I’ve been ever-so-innocently brushing Toodles near the rocking chair. But I must be staring off into space more than usual. Recounting what occurred this morning.

“Is it Tony?” Moffy asks, already glaring at the adjoining townhouse door. Where security lives.

I did give Tony my preference list, but luckily, I skirted out of the interaction before I had to stare at his smug face for long. And Thatcher was with me.

Farrow raises his brows at Moffy. “I thought you didn’t ‘hate’ Tony.” He uses air-quotes.

Moffy gestures to the door. “If he hurts Jane, I’m going to more than hate him.”

I already know that Farrow isn’t a Tony fan.

You see, all of SFO hates Tony after he let Xander Hale participate in a pseudo boxing match at the Halloween party. They believe he should’ve intervened and pulled my fifteen-year-old cousin to safety.

Of course I wish he had, but Moffy and I—we can’t blame bodyguards for our mistakes. There is immense guilt in doing so. The security team is our safety net, but they can’t be our scapegoat or moral conscience.

Xander asked to fight, so we can’t pin fault on Tony for being “hands off” at my cousin’s request. It’s why our parents still believe he’s an asset to the team.
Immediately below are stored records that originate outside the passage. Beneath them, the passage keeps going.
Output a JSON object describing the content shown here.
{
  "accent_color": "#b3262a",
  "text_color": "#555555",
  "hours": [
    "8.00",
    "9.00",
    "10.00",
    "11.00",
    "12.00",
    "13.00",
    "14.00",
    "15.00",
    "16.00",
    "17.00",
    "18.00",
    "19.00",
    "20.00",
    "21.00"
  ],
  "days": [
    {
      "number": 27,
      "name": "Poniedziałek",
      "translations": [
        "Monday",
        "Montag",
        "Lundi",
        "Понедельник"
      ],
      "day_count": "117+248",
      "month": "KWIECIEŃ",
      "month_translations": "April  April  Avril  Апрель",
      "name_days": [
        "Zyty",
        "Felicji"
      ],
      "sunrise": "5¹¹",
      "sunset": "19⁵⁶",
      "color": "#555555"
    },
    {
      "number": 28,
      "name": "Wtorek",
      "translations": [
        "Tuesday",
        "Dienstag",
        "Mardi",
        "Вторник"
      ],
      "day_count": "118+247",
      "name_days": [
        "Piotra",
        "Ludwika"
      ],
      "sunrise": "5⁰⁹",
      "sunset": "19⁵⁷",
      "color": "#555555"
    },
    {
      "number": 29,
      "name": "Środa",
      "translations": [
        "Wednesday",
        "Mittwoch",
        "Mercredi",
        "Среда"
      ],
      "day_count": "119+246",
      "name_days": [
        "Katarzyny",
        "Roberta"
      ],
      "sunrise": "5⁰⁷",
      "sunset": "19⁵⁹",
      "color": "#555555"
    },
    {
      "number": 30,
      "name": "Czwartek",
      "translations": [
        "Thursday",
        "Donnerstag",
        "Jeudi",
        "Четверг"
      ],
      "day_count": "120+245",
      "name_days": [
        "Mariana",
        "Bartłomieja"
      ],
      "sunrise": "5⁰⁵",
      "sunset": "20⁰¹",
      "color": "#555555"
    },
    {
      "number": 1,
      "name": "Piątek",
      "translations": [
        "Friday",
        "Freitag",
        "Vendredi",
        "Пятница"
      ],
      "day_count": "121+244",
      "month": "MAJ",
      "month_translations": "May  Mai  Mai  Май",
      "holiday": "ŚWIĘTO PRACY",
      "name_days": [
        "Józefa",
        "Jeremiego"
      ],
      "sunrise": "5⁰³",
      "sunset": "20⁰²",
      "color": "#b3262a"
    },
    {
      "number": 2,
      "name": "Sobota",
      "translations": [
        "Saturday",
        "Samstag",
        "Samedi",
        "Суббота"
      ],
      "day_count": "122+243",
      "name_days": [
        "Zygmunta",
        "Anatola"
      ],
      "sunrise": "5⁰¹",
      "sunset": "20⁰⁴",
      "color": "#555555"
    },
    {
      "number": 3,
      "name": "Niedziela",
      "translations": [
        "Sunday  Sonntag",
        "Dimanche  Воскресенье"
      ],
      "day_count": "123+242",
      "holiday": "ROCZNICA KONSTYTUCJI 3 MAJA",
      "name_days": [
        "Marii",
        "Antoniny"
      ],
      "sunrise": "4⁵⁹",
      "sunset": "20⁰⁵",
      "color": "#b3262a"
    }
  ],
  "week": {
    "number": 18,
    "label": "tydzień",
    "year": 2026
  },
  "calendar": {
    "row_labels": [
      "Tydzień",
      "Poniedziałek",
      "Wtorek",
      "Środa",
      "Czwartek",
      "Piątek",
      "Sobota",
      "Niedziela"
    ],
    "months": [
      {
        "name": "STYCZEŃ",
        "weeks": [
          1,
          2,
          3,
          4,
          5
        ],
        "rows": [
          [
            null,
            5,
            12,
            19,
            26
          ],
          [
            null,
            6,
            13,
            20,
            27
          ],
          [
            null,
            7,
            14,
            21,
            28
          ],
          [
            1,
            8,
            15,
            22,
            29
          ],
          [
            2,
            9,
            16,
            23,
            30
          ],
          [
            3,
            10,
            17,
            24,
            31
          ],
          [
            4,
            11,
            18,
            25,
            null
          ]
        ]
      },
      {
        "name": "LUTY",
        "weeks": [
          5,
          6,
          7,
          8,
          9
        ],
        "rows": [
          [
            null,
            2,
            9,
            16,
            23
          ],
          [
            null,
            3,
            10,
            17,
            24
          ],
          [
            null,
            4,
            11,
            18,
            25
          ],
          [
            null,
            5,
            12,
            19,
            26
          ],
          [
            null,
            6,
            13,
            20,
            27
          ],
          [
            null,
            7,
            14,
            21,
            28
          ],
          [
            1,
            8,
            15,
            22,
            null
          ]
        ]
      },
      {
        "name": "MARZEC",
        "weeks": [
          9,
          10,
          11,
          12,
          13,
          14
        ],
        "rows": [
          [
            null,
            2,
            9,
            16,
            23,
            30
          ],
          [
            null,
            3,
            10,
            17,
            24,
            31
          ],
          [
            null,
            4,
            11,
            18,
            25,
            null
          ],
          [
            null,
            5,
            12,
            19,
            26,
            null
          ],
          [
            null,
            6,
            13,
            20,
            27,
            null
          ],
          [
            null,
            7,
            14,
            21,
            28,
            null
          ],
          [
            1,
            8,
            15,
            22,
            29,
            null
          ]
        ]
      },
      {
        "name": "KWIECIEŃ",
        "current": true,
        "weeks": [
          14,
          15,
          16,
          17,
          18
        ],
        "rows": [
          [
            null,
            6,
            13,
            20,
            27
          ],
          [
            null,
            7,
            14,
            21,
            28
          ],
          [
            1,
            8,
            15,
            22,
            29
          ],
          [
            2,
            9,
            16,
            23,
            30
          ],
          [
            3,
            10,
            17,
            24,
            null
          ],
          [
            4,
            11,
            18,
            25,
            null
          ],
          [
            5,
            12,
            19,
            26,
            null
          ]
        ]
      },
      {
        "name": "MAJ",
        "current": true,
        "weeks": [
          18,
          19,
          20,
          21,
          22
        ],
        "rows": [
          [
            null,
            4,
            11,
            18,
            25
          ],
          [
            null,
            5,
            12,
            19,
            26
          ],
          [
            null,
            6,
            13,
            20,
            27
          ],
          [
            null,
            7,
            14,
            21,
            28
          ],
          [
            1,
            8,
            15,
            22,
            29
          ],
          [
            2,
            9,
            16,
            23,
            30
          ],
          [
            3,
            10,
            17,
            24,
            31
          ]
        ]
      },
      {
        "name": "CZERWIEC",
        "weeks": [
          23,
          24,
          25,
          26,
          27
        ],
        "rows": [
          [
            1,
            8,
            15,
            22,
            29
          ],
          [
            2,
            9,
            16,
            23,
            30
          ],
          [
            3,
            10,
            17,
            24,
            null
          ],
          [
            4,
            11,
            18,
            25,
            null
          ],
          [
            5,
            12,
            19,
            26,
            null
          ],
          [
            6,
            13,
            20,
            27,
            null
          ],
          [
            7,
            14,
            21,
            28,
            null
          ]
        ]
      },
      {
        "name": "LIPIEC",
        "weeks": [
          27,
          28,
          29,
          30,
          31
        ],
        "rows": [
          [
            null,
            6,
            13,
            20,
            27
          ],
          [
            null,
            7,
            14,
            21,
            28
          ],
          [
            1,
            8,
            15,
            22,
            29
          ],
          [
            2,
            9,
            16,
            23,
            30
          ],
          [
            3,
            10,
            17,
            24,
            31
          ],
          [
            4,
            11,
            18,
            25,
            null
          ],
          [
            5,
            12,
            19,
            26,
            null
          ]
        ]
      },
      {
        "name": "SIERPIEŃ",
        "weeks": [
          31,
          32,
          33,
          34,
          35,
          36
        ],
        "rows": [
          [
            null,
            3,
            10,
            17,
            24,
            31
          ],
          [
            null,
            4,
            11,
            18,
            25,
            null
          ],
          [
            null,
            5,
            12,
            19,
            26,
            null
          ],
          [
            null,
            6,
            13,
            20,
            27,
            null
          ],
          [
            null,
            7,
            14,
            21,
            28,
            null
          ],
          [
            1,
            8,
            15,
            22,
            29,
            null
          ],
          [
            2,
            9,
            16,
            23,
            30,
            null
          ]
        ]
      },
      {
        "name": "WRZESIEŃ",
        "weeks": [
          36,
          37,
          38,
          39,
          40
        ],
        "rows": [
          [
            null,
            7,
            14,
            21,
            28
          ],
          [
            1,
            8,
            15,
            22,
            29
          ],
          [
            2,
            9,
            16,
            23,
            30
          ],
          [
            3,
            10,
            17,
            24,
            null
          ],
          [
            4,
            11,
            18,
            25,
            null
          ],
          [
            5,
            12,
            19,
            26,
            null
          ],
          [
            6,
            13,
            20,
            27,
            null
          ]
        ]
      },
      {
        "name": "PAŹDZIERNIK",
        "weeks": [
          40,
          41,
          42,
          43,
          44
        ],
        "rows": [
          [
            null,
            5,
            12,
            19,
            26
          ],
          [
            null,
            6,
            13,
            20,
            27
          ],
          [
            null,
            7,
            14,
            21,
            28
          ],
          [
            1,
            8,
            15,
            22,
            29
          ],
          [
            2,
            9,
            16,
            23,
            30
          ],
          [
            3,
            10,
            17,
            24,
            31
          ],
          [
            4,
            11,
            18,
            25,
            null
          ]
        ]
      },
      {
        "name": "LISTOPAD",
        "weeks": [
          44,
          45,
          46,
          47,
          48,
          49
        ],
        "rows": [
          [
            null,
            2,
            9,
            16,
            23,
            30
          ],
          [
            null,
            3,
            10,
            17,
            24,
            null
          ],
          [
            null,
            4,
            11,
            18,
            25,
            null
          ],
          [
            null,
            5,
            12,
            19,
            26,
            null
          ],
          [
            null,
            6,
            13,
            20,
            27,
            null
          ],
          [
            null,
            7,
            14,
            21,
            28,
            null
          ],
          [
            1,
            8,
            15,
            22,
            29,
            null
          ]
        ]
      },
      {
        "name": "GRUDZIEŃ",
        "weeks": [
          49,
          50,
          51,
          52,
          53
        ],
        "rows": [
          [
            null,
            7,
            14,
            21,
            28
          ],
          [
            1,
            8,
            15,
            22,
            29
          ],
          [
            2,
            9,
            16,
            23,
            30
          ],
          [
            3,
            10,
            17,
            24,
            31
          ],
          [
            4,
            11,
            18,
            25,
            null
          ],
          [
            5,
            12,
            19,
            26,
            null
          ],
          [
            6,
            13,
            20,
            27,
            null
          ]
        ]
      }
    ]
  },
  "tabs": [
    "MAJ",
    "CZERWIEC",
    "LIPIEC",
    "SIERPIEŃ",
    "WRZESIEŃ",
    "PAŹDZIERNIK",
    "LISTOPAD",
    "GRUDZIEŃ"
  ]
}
He’s just not the right fit for Xander.

Farrow and Thatcher know the complexities behind our feelings—why Moffy can’t hate Tony for those recent events. And why I can’t either.

“It wasn’t Tony,” I tell Moffy. “My mom and dad were here this morning.” I stroke my cat’s tuxedo fur. “It was as frightening as expected.”

Moffy gives me an empathetic wince. “That bad?”

Farrow has a boot on the chair. “Moretti is still alive.” He eyes Thatcher who leaves the kitchen, carrying kibble in little cat bowls. Walrus and Carpenter make a mad dash to him, jumping at his calves.

“It wasn’t that bad,” Thatcher says seriously.

Curiosity pools, and I bow forward like he is gravity, a magnetic pull—all things that wrench me to him. “You really weren’t scared when my dad started talking about how you’re six-seven and could hurt me while we’re having sex?”

Farrow almost chokes on a bite of Lo Mein.

Maximoff laughs like he just beat his fiancé at Rock ‘Em Sock ‘Em Robots.

The best (and quite frankly, sexiest) part: Thatcher is unperturbed and unflustered by the tiny grenade I flung. “No,” he tells me. “I wasn’t scared.”

I help him fill water bowls for the cats. “You think it went well then?” I wonder.

He glances at me, before wiping up a small spill. “Better than I thought it would.”

But he’s still not invited to Wednesday Night Dinner, and I can only hope my family welcomes him into the fold. I don’t want my boyfriend to feel ostracized.

“Jane,” Farrow says after a swig of water. “Maximoff has something to ask you.”

“You do?” I cap a water jug near the unlit fireplace.

Moffy gives him a tough look. “I thought you said after dinner?”

“Now’s good too.” Farrow is completely at ease.